Dass beide Prinzipien, das der Toleranz und das der Meinungsfreiheit, derselben Quelle entstammen, verhindert allerdings nicht, dass sie in der Praxis heftig aneinanderstoßen. Man kann aber das eine nicht zurückdrängen, ohne das andere zu beschädigen. Der polnische, seinerzeit in Oxford lehrende Philosoph Leszek Kołakowski hat schon vor Jahrzehnten darauf hingewiesen, dass hier eine echte Aporie vorliege. Toleranz gegenüber einer fremden Kultur wird zum Problem, wenn sich diese Kultur ihrerseits durch Intoleranz auszeichnet, wie beispielsweise der Islamismus unserer Tage. Vollendete Toleranz müsste eigentlich den Respekt vor der Intoleranz einschließen. Ist der Respekt vor der Intoleranz aber einmal gewährt, gibt es keinen Grund mehr, der eigenen Kultur nicht ebenfalls das recht auf Intoleranz zuzugestehen. Man könnte also sofort zurückschießen. Oder, anders gesagt: die vollständig tolerierte, einschließlich ihrer Feindseligkeit akzeptierte Minderheit wäre die, die man auch vollständig entrechten könnte. Respekt für einen radikalen Islamisten hieße dann – Guantánamo.
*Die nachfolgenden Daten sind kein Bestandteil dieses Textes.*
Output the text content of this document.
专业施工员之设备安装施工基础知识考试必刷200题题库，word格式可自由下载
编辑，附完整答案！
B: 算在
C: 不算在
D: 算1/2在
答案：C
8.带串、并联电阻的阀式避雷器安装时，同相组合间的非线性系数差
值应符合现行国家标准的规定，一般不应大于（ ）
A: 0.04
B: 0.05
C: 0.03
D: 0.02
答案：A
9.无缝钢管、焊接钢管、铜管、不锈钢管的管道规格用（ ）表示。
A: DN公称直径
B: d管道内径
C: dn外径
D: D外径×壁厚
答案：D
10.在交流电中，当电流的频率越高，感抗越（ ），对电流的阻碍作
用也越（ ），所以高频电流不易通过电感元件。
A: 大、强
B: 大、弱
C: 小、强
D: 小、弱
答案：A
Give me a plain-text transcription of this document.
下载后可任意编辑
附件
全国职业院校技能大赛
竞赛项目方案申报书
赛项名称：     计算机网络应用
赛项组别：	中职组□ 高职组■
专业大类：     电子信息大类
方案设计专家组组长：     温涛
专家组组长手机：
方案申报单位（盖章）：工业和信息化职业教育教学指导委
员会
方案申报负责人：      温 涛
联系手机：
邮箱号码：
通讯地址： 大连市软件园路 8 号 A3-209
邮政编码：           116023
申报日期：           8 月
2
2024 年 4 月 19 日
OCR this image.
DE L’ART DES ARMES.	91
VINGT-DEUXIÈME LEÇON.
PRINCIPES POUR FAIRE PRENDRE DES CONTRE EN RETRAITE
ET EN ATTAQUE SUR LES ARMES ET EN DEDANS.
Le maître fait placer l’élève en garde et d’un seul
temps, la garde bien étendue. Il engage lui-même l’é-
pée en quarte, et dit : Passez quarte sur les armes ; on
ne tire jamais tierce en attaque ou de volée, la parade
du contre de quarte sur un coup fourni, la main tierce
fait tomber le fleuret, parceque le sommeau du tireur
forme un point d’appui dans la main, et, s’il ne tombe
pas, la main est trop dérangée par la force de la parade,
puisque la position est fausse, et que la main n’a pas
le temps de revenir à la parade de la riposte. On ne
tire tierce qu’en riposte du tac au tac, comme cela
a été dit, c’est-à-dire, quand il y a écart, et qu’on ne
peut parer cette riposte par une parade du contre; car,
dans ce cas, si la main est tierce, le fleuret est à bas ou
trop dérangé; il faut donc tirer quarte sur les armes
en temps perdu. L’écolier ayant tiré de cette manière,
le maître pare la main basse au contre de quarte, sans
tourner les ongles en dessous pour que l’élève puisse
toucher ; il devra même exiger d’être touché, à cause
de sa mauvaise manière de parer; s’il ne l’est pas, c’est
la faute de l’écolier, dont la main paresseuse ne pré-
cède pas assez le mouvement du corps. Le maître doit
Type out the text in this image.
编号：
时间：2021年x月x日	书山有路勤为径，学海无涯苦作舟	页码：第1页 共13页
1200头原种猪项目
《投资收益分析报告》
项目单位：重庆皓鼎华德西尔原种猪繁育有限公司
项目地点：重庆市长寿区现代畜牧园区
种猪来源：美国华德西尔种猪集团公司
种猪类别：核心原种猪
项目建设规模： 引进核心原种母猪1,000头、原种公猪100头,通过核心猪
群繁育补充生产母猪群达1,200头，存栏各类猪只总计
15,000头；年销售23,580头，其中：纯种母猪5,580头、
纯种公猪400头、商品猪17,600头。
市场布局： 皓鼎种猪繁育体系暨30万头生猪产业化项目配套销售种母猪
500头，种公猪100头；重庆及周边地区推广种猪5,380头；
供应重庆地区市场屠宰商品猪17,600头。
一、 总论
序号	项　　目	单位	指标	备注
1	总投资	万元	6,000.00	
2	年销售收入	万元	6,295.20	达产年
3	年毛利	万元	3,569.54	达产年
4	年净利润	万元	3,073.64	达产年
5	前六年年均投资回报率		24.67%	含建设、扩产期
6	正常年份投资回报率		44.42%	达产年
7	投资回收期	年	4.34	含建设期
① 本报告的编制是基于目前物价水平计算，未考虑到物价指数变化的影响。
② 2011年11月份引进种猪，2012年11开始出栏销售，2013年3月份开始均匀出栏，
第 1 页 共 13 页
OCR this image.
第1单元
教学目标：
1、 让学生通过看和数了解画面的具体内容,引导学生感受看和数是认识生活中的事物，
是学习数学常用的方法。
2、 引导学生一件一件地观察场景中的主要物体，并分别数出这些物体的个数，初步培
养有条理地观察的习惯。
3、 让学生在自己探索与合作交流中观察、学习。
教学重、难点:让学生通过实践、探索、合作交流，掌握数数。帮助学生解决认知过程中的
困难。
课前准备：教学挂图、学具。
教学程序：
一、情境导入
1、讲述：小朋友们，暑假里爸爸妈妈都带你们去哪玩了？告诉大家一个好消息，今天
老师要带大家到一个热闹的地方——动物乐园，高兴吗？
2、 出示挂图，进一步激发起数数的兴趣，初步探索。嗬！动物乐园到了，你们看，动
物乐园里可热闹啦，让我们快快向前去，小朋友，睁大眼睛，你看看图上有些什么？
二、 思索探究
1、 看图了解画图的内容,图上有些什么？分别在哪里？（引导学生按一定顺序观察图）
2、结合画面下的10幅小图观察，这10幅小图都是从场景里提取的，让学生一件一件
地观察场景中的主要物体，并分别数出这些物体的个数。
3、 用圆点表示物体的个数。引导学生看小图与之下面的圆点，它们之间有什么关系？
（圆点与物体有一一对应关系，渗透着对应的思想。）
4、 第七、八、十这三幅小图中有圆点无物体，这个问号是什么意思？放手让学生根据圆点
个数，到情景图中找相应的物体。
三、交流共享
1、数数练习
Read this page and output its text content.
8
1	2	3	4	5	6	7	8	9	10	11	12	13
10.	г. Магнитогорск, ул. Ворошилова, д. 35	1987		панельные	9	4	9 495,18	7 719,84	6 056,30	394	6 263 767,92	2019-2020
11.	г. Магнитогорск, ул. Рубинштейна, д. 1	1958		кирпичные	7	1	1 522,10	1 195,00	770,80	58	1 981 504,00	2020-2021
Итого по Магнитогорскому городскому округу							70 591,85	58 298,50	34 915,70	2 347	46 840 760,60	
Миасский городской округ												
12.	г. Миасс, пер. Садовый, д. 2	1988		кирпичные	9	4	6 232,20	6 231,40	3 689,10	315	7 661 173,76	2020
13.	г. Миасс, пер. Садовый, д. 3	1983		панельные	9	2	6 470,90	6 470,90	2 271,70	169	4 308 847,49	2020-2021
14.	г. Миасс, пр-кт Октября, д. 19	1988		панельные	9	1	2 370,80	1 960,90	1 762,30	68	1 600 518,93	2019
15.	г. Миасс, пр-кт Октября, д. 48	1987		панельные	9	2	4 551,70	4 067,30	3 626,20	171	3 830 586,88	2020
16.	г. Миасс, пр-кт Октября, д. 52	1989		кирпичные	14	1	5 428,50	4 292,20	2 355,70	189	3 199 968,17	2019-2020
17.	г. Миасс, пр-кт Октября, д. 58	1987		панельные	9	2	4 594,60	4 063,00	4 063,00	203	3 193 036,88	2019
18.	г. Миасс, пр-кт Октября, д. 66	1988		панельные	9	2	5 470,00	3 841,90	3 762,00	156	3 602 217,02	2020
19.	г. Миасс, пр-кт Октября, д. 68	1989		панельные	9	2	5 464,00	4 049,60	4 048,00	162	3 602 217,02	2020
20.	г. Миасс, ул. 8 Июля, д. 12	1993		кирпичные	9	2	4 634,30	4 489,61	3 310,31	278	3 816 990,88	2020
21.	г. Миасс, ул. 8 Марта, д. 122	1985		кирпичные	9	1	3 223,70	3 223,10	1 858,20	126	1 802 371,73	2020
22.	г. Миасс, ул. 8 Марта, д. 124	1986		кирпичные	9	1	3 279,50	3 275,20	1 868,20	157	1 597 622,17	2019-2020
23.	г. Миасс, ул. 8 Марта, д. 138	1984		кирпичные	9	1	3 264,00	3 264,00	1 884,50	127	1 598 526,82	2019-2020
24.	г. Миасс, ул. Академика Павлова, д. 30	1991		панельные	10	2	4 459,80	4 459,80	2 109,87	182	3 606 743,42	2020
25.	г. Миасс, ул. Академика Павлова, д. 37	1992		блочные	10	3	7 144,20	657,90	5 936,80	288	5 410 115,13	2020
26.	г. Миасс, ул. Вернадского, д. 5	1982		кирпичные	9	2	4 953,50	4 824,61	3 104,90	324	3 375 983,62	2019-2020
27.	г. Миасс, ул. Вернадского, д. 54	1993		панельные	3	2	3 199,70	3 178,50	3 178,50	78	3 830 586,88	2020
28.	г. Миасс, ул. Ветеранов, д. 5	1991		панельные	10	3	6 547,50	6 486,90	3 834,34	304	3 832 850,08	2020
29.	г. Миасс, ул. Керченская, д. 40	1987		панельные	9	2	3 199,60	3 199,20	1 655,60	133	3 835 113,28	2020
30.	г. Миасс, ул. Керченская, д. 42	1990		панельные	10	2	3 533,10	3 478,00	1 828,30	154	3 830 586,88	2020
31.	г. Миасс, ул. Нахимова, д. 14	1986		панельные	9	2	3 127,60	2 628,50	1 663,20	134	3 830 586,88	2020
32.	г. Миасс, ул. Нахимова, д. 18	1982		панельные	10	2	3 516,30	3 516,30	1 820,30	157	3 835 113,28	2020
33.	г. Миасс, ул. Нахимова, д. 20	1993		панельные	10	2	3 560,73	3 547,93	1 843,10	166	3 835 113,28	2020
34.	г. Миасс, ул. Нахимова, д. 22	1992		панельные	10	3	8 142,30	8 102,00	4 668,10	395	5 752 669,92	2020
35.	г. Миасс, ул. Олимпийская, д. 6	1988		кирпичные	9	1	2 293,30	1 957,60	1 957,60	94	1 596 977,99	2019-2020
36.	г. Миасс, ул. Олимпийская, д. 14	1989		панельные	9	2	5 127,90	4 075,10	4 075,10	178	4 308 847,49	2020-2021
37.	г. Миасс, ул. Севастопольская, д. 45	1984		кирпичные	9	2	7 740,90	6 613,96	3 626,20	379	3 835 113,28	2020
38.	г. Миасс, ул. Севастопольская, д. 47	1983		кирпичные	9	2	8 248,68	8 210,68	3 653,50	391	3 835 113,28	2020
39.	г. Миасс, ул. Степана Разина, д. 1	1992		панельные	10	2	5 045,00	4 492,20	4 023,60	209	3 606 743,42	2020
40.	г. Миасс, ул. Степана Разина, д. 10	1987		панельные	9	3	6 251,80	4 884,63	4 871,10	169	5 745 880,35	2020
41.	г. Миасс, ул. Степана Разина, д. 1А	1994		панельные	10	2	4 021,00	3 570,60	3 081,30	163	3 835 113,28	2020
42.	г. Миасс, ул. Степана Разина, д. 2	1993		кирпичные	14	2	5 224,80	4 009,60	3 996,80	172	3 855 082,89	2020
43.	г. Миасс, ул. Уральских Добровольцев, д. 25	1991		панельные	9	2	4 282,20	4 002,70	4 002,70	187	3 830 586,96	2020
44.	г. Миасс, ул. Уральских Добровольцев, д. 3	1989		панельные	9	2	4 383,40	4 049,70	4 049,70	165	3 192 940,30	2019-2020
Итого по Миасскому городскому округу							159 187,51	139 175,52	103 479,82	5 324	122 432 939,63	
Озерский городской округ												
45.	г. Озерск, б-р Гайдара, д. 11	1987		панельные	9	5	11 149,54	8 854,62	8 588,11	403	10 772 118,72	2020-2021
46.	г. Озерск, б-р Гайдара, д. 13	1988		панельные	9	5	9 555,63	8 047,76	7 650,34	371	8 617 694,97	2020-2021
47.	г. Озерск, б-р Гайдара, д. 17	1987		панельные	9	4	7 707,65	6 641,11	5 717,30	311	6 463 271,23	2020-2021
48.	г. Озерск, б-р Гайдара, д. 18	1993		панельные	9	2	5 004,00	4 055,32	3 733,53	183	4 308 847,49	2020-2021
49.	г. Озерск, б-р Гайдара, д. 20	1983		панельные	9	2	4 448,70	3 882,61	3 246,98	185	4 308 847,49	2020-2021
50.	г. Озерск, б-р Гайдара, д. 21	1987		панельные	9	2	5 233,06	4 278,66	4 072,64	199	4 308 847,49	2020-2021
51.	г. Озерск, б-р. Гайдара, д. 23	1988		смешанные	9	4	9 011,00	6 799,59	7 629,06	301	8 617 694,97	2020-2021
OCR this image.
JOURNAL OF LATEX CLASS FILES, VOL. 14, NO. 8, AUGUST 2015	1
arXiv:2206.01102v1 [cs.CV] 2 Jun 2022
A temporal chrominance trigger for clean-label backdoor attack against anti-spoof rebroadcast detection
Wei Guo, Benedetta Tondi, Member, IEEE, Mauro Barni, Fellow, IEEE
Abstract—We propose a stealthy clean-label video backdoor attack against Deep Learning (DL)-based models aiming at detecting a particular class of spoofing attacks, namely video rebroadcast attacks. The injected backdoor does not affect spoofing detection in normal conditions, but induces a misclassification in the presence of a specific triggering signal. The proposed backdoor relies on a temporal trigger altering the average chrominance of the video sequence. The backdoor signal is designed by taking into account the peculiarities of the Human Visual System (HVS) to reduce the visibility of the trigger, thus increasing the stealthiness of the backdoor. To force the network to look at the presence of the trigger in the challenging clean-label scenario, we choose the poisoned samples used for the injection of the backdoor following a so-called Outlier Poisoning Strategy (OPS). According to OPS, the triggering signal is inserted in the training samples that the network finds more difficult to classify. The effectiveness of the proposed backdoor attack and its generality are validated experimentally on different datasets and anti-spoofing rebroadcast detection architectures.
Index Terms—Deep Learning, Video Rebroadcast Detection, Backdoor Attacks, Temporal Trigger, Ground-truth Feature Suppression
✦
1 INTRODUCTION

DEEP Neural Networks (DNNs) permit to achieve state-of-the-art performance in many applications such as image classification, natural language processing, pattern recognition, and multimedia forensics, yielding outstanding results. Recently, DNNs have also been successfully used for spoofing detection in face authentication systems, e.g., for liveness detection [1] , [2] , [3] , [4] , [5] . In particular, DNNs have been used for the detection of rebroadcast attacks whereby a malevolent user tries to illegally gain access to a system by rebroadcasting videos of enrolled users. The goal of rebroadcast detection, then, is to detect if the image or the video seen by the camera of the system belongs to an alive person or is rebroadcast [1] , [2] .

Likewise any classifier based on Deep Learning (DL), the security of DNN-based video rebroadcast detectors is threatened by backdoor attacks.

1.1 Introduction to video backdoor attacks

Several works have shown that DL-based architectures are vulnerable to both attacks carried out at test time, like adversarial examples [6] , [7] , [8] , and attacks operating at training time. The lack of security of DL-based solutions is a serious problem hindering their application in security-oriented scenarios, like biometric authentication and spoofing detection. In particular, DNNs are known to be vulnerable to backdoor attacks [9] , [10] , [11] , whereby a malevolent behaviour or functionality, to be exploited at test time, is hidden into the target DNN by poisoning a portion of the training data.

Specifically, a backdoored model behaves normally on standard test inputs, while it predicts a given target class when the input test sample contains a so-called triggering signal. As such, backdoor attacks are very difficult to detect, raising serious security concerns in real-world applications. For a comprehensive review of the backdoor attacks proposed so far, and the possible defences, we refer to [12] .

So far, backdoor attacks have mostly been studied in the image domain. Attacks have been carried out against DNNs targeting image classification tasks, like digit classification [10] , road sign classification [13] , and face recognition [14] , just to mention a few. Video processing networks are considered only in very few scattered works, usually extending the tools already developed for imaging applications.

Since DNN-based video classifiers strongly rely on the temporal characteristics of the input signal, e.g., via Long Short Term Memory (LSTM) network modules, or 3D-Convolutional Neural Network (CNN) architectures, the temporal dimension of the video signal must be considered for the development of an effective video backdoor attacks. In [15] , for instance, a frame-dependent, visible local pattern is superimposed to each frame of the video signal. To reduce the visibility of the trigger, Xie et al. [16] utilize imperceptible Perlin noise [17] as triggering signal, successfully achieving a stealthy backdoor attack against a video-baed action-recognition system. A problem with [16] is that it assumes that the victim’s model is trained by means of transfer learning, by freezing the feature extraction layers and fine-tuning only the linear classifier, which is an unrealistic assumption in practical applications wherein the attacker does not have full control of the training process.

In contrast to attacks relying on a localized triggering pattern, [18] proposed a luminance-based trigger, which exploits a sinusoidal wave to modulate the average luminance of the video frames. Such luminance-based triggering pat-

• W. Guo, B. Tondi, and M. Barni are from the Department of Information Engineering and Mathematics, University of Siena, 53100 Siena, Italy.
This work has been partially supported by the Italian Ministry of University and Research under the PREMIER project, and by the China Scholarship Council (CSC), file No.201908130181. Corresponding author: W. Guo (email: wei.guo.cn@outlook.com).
Quelle DIE ZEIT 7. Mai 2015 Seite 47 In den Sackgassen der Toleranz. Sind Mohammed-Karikaturen imperialistisch? Warum zweihundert Schriftsteller in New York gegen die posthume Ehrung der ermordeeten Mitarbeiter von „Charlie Hebdo“ protestieren. Von Jens Jessen
Ein Nachruf auf Kołakowski (18.07.2009 FAZ) endete mit dem schönen Satz:
Der Selbstvergötterung des Menschen, so Kołakowski, habe der Marxismus den gültigen philosophischen Ausdruck verliehen. Auch diese Idolatrie ende „wie alle individuellen und kollektiven Versuche der Selbstvergötterung. Sie erweist sich als der farcenhafte Aspekt der menschlichen Unzulänglichkeit.“
Mit einem leider etwas komischen musikalischen Bild beginnt Jens Jessen die hörenswerte Coda seines Berichtes über den New Yorker Protest der Schriftsteller:
Den von Minderwertigkeitsgefühlen Gepeinigten sollte man die Melodie ihrer Minderwertigkeit nicht immer aufs Neue vorspielen. Es ist auch richtig, dass der Streit universaler Prinzipien nie im machtfreien Raum ausgetragen wird. Was sich in der philosophischen Logik nicht befriedigend auflösen lässt, könnte sehr wohl in der gesellschaftlichen Wirklichkeit wenigstens ausbalanciert werden, durch Sinn für Fairness – und sei es, dass die Mehrheit ihre Macht einmal nicht dazu einsetzt, die Minderheit zu verspotten, sondern ihr zu neuem Selbstbewusstsein zu verhelfen.
Insofern haben die zweihundert Autoren, die sich dem Konsens der Karikaturenverehrung entzogen, in New York etwas Großes getan. Sie haben die von Kołakowski bezeichnete Aporie nicht aus dem Weg schaffen können, aber sie haben den Umweg gezeigt, den man auch gehen könnte – und den die politischen Pragmatiker sei Langem schon gehen, auch wenn sie dafür von den Intellektuellen bis vor Kurzem verachtet wurden.
Quelle s.o. DIE ZEIT „In den Sackgassen der Toleranz“ (Jens Jessen)
Noch einmal: Muss der Respekt vor der anderen Kultur – ob wir sie nun in der Ferne als Mehrheitskultur oder bei uns in der Nähe als Minderheitskultur erleben – soweit gehen, dass wir z.B. auch ihre Frauenverachtung respektieren?
Natürlich nicht. Genügt es – frei nach Diderot – den anderen die Möglichkeit zu geben, ihre Meinung über die Stellung der Frau zu artikulieren?
Jens Jessen meint (a.a.O.):
Das Dilemma lässt sich nur lösen, wenn man das Prinzip der Toleranz an seiner Vollendung hindert. Daher die berühmte, schon von Voltaire und anderen im 18. Jahrhundert erdachte Formel: Die Toleranz müsse ihre Grenze an der Intoleranz finden. Mörderischer Fanatismus muss nicht toleriert werden. Für unsere Tage und unseren Konflikt mit der islamischen Welt könnte das aber auch heißen, das eigene Toleranzideal nicht auszureizen, bis es den intoleranten Kern der fremden Kultur erreicht. Wo aber sollte die Grenze sein? Erst bei offener Blasphemie? Oder schon beim Kopftuch oder der notorischen Unterdrückung der Frau?